The Slow Regard of Silent Things by Patrick Rothfuss

(Four Stars out of Five)

Well-conceived and executed “short” story about Auri. Rothfuss calls it “a thirty-thousand-word vignette.” (If you don’t know who Auri is, maybe you should read The Name of the Wind first.) Slow Regard takes you inside Auri’s mind for a week of life in and out of the Underthing.

This is Rothfuss, so saying that he didn’t quite get Auri right is like finding errors in the Bible, but she comes off more OCD and less fey than in the main corpus.

In his afterword Rothfuss notes how Auri speaks to the brokenness in all of us. She does. Since brokenness is our natural state and Rothfuss represents the inner man so well, this story should connect with many readers. Glad he ignored his inner critic and published it.

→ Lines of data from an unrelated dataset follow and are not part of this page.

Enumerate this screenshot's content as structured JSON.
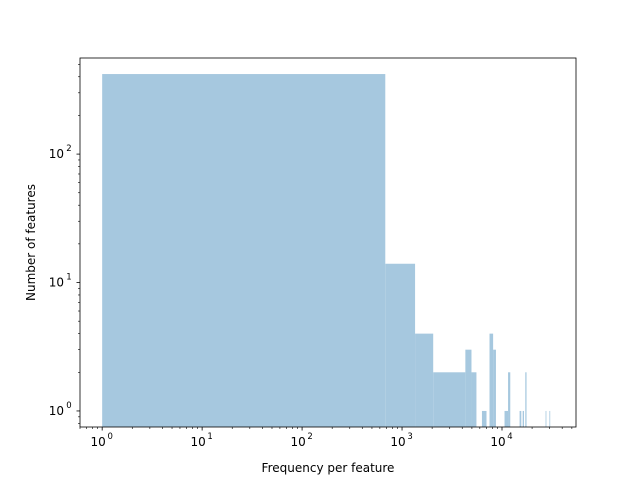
{
  "chart_data": {
    "type": "bar",
    "title": "",
    "xlabel": "Frequency per feature",
    "ylabel": "Number of features",
    "x_scale": "log",
    "y_scale": "log",
    "xlim": [
      0.6,
      55000
    ],
    "ylim": [
      0.75,
      560
    ],
    "grid": false,
    "bar_color": "#a6c8df",
    "x_major_ticks": [
      {
        "value": 1,
        "label": "10",
        "exp": "0"
      },
      {
        "value": 10,
        "label": "10",
        "exp": "1"
      },
      {
        "value": 100,
        "label": "10",
        "exp": "2"
      },
      {
        "value": 1000,
        "label": "10",
        "exp": "3"
      },
      {
        "value": 10000,
        "label": "10",
        "exp": "4"
      }
    ],
    "y_major_ticks": [
      {
        "value": 1,
        "label": "10",
        "exp": "0"
      },
      {
        "value": 10,
        "label": "10",
        "exp": "1"
      },
      {
        "value": 100,
        "label": "10",
        "exp": "2"
      }
    ],
    "bins": [
      {
        "x0": 1,
        "x1": 680,
        "count": 420
      },
      {
        "x0": 680,
        "x1": 1350,
        "count": 14
      },
      {
        "x0": 1350,
        "x1": 2050,
        "count": 4
      },
      {
        "x0": 2050,
        "x1": 4300,
        "count": 2
      },
      {
        "x0": 4300,
        "x1": 4950,
        "count": 3
      },
      {
        "x0": 4950,
        "x1": 5550,
        "count": 2
      },
      {
        "x0": 6300,
        "x1": 7000,
        "count": 1
      },
      {
        "x0": 7500,
        "x1": 8150,
        "count": 4
      },
      {
        "x0": 8150,
        "x1": 8700,
        "count": 3
      },
      {
        "x0": 10600,
        "x1": 11500,
        "count": 1
      },
      {
        "x0": 11500,
        "x1": 12100,
        "count": 2
      },
      {
        "x0": 15000,
        "x1": 15600,
        "count": 1
      },
      {
        "x0": 16100,
        "x1": 16600,
        "count": 1
      },
      {
        "x0": 17100,
        "x1": 17600,
        "count": 2
      },
      {
        "x0": 27300,
        "x1": 27800,
        "count": 1
      },
      {
        "x0": 29800,
        "x1": 30300,
        "count": 1
      }
    ]
  }
}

Suggest you read it through fast the first time. Don’t stop to look up unfamiliar words or think about allusions. Immerse yourself in the story and enjoy. Let subsequent readings satisfy your curiosity about the richness of Rothfuss’s text.

Loved Nate Taylor’s illustrations except those of Auri herself. Hard to capture the nimbus of her hair in sharp contrasts of pen and ink.

Anyone else would get five stars for this, but Rothfuss is not any storyteller. He is the sage of the age.